Mahkememiz dosyası içerisinde bulunan Kapatılan … Sulh Ceza Mahkemesi’ nin ( … Sulh Ceza Mahkemesi’ nin) 2012/… esas sayılı dosyasının incelenmesinde; sanığın … …, müştekinin … … ( dosyamız davacısı ve davalısı) olduğu, suçun taksirle yaralama olduğu ve mahkemece yapılan yargılama neticesinde, sanık hakkında verilen beraat kararının Yargıtay … Ceza Dairesi’ nin 2013/… esas, … karar sayılı kararı ile onanarak kesinleştiği anlaşılmıştır.
… Sulh Ceza Mahkemesi’ nin ( … Sulh Ceza Mahkemesi’ nin) 2012/… esas sayılı dosyası içerisinde mevcut bilirkişi raporlarının incelenmesinde, 24/07/2009 tarihli 1. bilirkişi raporunda; Olayda kasıt aranmaksızın motor kaptanı … …’nun tam olarak ve birinci derece kusurlu olduğu bildirilmiştir.

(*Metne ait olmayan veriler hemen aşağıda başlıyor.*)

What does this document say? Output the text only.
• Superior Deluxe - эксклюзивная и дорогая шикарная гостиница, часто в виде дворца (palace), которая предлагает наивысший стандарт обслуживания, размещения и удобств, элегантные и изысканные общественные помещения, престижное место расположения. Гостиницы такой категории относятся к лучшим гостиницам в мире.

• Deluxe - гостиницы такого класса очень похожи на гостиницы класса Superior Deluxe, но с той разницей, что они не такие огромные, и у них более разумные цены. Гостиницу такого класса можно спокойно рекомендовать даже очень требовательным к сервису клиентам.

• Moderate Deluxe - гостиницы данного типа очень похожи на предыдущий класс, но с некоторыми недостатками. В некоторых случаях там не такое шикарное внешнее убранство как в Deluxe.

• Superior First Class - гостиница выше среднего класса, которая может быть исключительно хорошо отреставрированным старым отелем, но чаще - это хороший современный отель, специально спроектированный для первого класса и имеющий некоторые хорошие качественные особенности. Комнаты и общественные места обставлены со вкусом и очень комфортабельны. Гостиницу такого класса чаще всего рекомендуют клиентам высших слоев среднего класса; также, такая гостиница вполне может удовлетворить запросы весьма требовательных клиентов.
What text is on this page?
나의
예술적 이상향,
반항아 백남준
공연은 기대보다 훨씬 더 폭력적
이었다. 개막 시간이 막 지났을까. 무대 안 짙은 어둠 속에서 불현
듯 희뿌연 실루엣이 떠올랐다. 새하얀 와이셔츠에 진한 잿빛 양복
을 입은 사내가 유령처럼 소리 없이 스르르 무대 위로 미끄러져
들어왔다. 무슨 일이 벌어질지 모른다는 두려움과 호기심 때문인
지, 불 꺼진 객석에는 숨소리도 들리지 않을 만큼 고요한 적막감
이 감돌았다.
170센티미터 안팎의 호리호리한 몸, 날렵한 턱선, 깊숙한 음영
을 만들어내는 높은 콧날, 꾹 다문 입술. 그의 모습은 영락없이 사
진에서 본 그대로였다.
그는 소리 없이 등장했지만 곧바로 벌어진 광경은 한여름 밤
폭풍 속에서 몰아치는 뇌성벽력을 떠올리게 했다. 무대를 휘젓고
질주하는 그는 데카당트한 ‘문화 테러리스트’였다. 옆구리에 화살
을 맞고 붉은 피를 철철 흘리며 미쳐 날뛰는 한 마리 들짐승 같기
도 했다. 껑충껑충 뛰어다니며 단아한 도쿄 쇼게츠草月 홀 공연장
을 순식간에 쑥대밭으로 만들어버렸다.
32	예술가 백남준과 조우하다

Ceza Mahkemesi tarafından aldırılan 10/01/2010 tarihli bilirkişi raporunda; Müşteki … …’nun kişisel önlemini almamış olduğu anlaşılmakla olayın meydana gelmesinde %50 oranında, müştekinin inişi sırasında etkili olan ve kendisini kararsızlığa iten deniz koşullarının yol açtığı kaçınılmazlık/önlenemezlik payının %50 oranında paylarının bulunduğu, müştekinin motordan inişi sırasında nezaret görevinin yapılmış olduğu tanık beyanlarıyla anlaşılmakla sanık motor kaptanına atfıkabit herhangi bir kusur söz konusu edilmeyeceği bildirilmiştir.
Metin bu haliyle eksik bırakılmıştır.